Sunday, May 1, 2011
Becoming Media Savvy
Knowing the language is essential for navigating through life. Just as we need to be able to read and write, developing media skills is now just as important. Media has its own unique language. It consists of design, structure, meaning, and syntax. John 8:32 tells us that the truth will set us free. We need to know the truth and not just what anybody calls truth. Is what the media communicates to us really the truth? Or is it a distortion of reality? Understanding the tools and language of media will help us to be discerning. By not understanding the language of media, we are held captive to any message which the media wishes to communicate.
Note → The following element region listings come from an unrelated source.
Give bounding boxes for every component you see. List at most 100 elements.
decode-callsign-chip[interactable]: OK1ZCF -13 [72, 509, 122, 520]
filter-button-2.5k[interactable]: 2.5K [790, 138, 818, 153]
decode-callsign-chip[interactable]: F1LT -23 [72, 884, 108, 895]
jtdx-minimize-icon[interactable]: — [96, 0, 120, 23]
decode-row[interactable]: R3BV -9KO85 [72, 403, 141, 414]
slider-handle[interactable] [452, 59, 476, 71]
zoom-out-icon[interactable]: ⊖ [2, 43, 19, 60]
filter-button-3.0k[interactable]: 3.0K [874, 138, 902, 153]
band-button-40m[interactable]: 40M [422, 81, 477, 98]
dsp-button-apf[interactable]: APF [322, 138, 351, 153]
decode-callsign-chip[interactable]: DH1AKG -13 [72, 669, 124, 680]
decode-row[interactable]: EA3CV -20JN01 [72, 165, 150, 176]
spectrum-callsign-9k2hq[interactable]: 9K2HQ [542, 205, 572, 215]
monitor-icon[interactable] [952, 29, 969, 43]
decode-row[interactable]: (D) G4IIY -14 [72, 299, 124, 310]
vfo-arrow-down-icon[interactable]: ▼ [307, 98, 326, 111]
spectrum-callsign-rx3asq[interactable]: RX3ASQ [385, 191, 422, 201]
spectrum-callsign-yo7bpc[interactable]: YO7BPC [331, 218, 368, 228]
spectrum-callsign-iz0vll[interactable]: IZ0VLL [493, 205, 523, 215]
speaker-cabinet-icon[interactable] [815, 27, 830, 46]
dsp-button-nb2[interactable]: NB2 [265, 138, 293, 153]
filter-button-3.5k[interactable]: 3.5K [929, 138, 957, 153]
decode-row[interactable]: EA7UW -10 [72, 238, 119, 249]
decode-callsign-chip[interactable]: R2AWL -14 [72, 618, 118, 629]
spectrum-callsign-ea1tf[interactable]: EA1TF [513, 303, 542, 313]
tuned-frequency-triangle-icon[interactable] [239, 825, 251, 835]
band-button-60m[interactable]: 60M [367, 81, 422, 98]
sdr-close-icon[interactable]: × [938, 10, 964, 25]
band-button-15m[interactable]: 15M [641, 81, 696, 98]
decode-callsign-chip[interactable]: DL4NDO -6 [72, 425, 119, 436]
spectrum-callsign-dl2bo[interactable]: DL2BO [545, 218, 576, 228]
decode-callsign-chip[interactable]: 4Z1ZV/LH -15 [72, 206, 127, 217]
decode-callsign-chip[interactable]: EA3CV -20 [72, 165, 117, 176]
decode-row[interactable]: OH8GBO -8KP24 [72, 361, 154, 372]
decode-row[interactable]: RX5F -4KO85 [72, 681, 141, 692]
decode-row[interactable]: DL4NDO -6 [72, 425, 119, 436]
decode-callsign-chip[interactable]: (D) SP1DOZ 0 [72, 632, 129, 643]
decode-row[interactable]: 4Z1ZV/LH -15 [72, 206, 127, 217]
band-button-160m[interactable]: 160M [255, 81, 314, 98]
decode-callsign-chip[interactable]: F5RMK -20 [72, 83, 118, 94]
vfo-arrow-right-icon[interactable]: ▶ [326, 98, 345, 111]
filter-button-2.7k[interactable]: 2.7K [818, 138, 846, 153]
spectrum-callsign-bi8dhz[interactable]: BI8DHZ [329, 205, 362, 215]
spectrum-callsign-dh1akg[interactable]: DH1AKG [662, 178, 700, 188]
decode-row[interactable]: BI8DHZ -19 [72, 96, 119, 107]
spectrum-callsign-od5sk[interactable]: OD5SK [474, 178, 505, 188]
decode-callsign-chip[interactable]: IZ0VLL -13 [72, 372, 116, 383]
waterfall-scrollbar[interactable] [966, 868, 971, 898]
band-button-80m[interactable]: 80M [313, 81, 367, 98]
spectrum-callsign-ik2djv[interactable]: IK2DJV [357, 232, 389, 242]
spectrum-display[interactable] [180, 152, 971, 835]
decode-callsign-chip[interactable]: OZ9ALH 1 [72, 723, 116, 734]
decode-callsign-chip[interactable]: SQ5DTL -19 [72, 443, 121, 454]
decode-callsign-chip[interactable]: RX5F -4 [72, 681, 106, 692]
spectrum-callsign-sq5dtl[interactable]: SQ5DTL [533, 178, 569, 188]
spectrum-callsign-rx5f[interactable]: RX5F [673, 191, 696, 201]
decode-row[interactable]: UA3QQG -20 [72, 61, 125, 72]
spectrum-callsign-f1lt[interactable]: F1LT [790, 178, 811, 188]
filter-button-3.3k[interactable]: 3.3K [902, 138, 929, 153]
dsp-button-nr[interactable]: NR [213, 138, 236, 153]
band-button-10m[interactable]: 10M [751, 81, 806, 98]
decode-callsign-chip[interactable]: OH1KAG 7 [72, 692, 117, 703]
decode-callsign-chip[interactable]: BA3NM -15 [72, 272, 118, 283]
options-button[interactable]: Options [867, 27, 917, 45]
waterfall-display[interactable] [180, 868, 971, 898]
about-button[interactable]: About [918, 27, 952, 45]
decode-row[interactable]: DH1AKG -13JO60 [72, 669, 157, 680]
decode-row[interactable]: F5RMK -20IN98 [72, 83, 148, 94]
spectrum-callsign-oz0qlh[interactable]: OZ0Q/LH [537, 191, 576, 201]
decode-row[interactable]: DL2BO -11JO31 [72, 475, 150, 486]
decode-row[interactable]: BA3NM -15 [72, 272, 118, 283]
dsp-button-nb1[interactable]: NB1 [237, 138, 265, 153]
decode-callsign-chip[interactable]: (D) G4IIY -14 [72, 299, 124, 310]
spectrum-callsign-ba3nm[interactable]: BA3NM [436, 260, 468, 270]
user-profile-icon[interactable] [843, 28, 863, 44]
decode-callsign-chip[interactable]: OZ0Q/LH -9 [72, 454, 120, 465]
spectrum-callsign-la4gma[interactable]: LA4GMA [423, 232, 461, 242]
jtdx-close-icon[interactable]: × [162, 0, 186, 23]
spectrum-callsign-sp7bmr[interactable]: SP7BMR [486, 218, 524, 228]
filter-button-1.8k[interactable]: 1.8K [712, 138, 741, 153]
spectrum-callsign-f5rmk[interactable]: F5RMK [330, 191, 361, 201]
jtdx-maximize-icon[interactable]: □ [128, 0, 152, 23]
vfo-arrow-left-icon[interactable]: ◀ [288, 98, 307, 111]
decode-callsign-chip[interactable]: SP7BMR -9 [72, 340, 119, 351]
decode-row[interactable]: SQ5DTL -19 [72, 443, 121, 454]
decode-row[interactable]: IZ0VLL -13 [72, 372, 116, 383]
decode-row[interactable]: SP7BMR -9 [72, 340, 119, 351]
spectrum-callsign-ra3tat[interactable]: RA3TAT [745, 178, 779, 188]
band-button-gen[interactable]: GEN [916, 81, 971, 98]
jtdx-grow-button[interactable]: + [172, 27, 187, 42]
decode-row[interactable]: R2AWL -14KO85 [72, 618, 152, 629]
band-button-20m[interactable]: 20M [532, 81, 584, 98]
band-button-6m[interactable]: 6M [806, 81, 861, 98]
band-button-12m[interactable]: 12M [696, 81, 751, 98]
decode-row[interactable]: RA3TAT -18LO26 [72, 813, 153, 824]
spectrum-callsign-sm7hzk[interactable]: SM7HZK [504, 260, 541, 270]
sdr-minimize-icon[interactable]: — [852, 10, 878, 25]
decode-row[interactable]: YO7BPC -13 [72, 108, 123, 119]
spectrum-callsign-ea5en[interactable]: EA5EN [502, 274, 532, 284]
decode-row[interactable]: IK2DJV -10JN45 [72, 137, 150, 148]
Our goal as Christians is not to be subject to the control and influence of media.
Most people, including Christians, consume media without processing its purpose, goals, and message. We don‘t ask challenging questions about its authenticity. Therefore we become sponges absorbing everything we see and hear.
What is media literacy? In the past three years, I have taught media literacy to over 100 students. Only five students had ever heard of the subject. Media literacy teaches and unlocks the language of media, which contains five elements. (1) It helps to define the message media communicates. (2) it reveals the purpose behind the message. (3) It identifies how the message impacts the individual. (4) It identifies how the message influences behaviors and shapes perceptions in society. (5) It offers resources on how we can take control of our response to the message.
Learning media literacy is equivalent to wearing a radiation suit. It allows us to live in our society without being exposed to the negative effects that can harm us. We are influenced by people around us as well as our institutions. Our exposure to the media culture not only comes from our firsthand exposure, such as movies and television programs. It also comes from secondhand exposure, such as family, friends, work associates and society in general.